A couple of days ago Brandon Wright emailed me a link to a post he wrote on how competition shooting can benefit tactical guys. You can check the post out here. Brandon’s a USPSA GM and IDPA DM, and he makes some really excellent points about tactics and competition.
Then just this morning, a post by Craig “Sawman” Sawyer, former Navy SEAL and current tv personality popped up in my newsfeed about the difference between competition shooting and “real world” shooting. You can read the entire story here. Sawman’s article focuses primarily on the differences between competition and real life, and sort of comes apart at the end into a “gamer guns suck lolololol” – and focuses entirely on 1911s.
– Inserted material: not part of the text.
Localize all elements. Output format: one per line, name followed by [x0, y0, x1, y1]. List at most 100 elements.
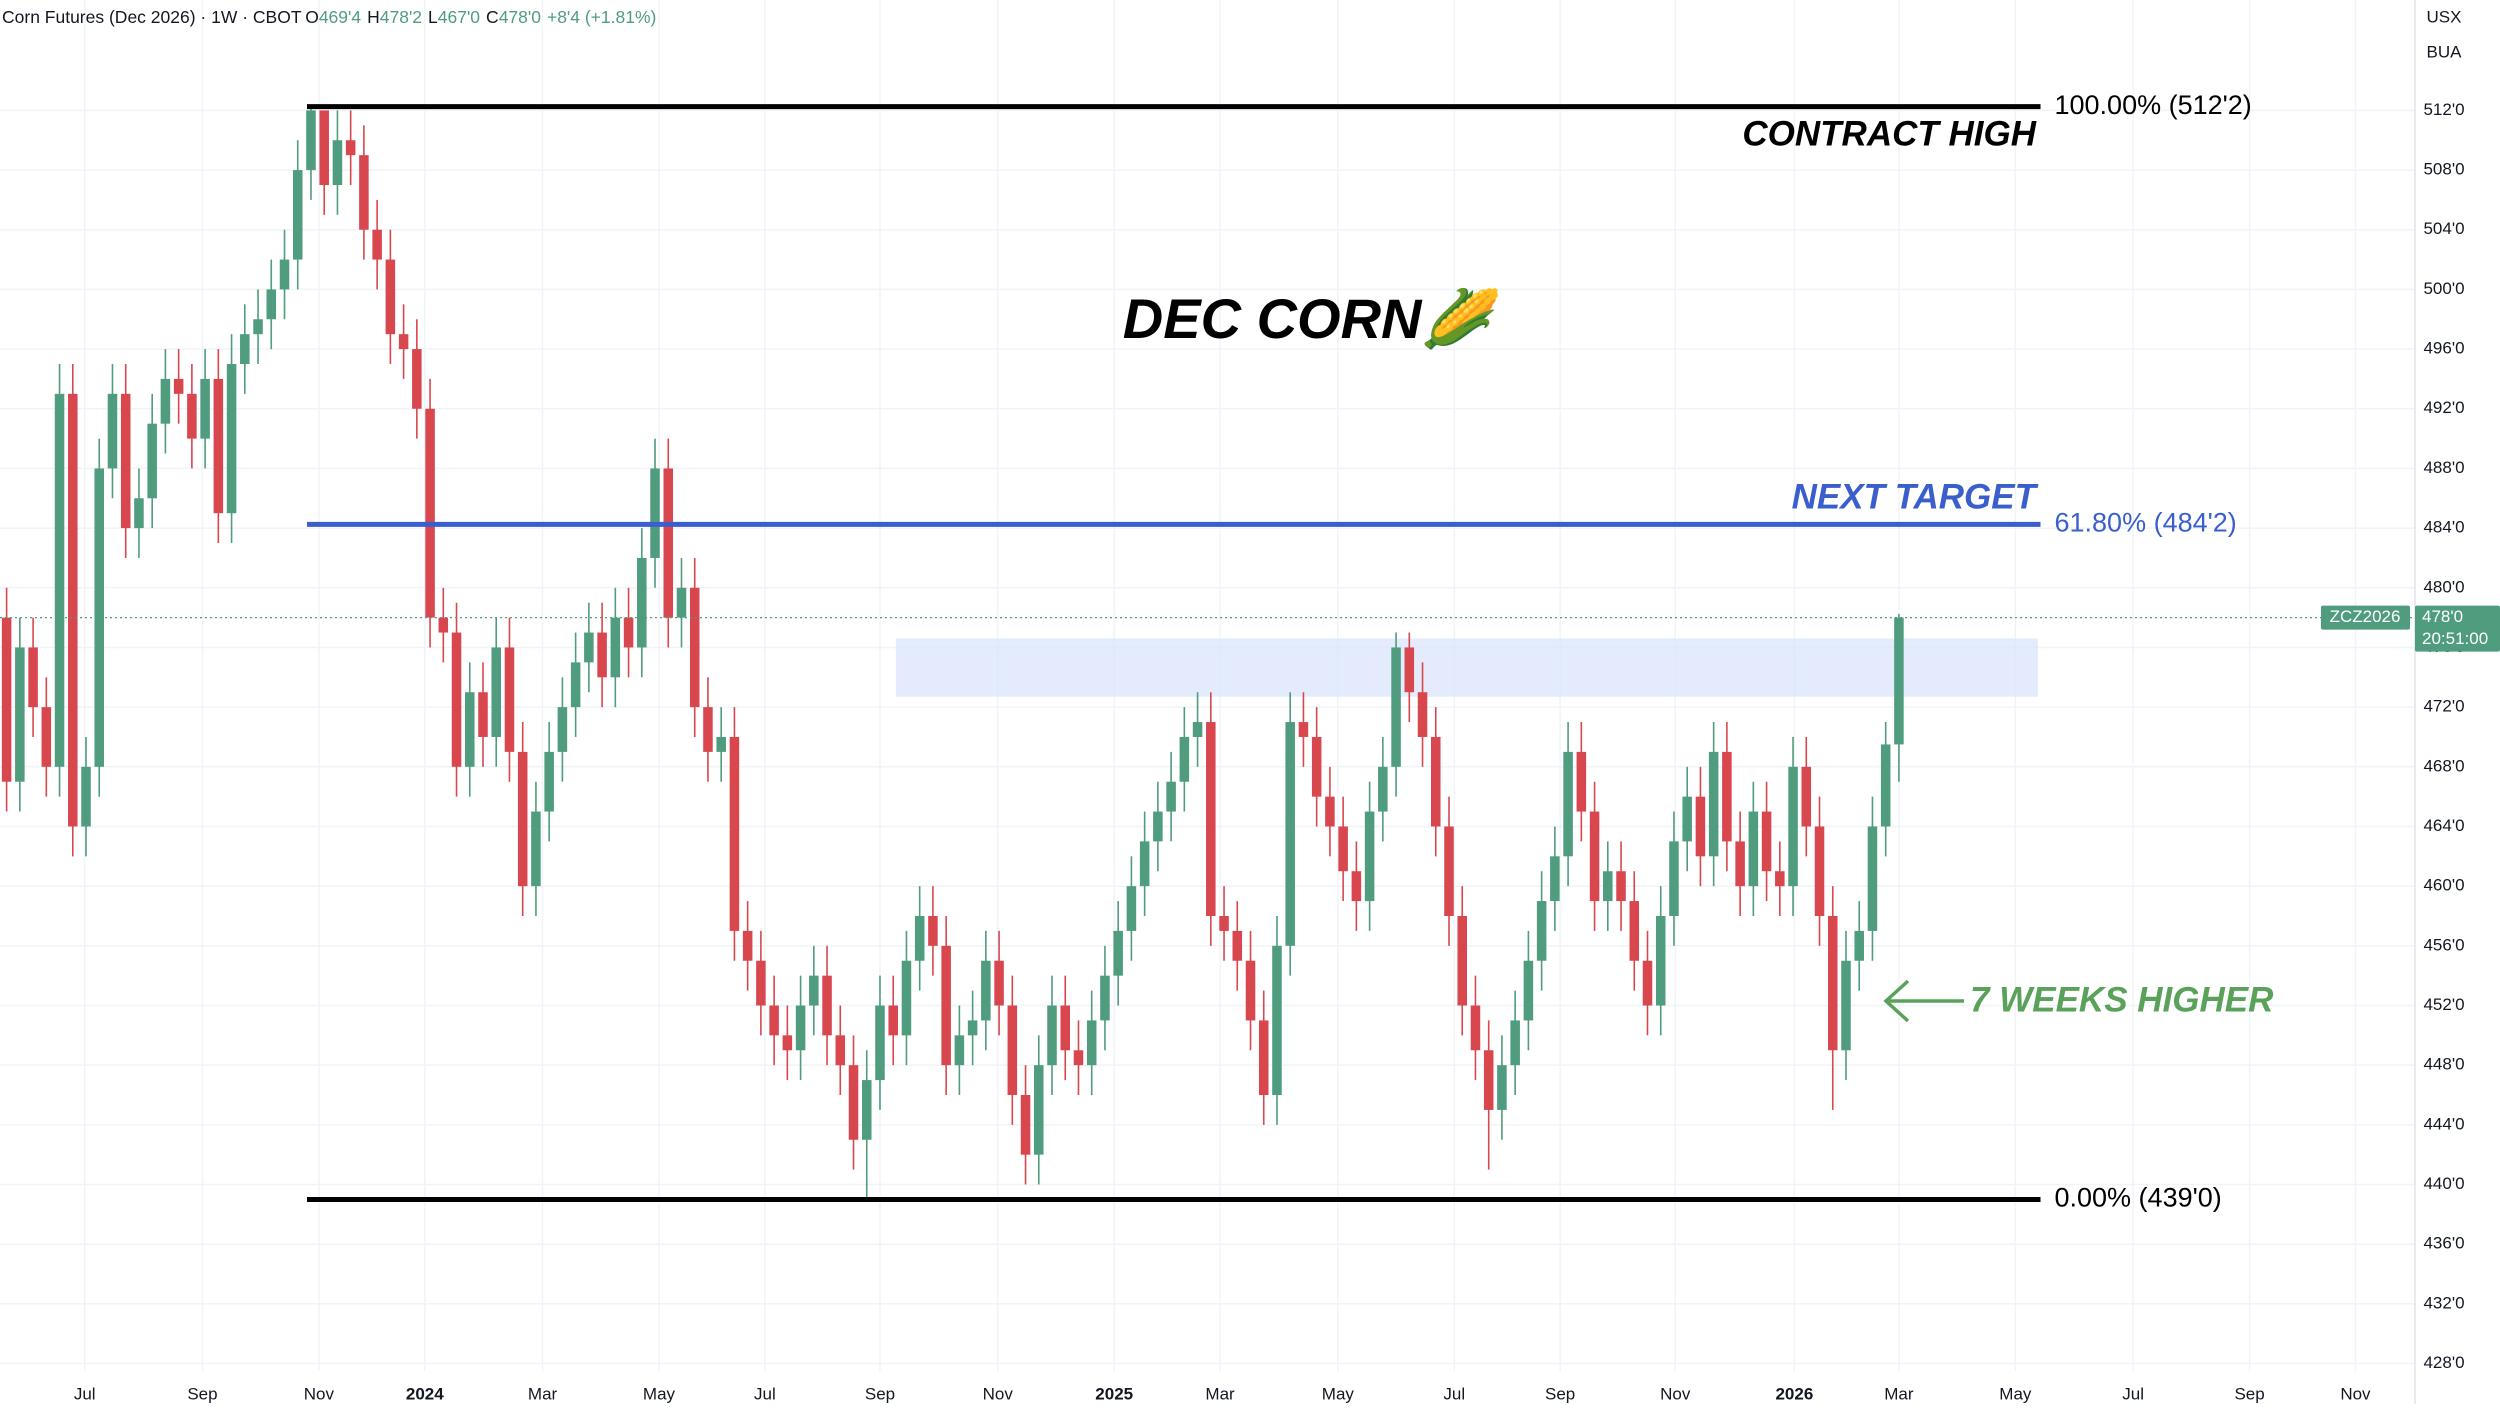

Which is interesting, because the most popular gun in IDPA or USPSA competition by a long shot is polymer and striker fired, not some fancy $5,000 racegun.
So when you compare the two articles, you’ve got Brandon Wright saying “competition will make you better at shooting” and Sawman saying “competition isn’t a gunfight and 1911s suck.” Which is fair, because some 1911s do suck, and competition isn’t a gunfight.
But here’s the thing, and it’s something I think Brandon touches on a little bit and I wish he’d fleshed out more: no one is saying that competition shooting will make you better at tactics. We’re just not. We do frequently (and correctly) say that competition shooting will make you better at shooting and gunhandling, but it’s not going to teach you to do a solo room clear or how to negotiate a t-shaped hallway by yourself.
We’ve reached a point now where tactical training guys have erected this strawman argument that competition will get you killed so many times that other tactical trainers buy into it without bothering to check to see if any competition guys are saying “hey, shooting competitions will make you better at tactical ninja skills.” Which, as I’ve mentioned, we’re not. Personally, if an instructor says “don’t shoot competition” to their students, I’m far less likely to take them seriously on other topics. However, if an instructor says “hey, competition is awesome because it makes you better at shooting, but just be aware it’s not about tactics” – that seems like a reasonable approach for a tactical guy to take.
Which leaves us with the question of why certain tactical instructors who don’t shoot competitions also don’t recommend competition to their students; but that’s another post.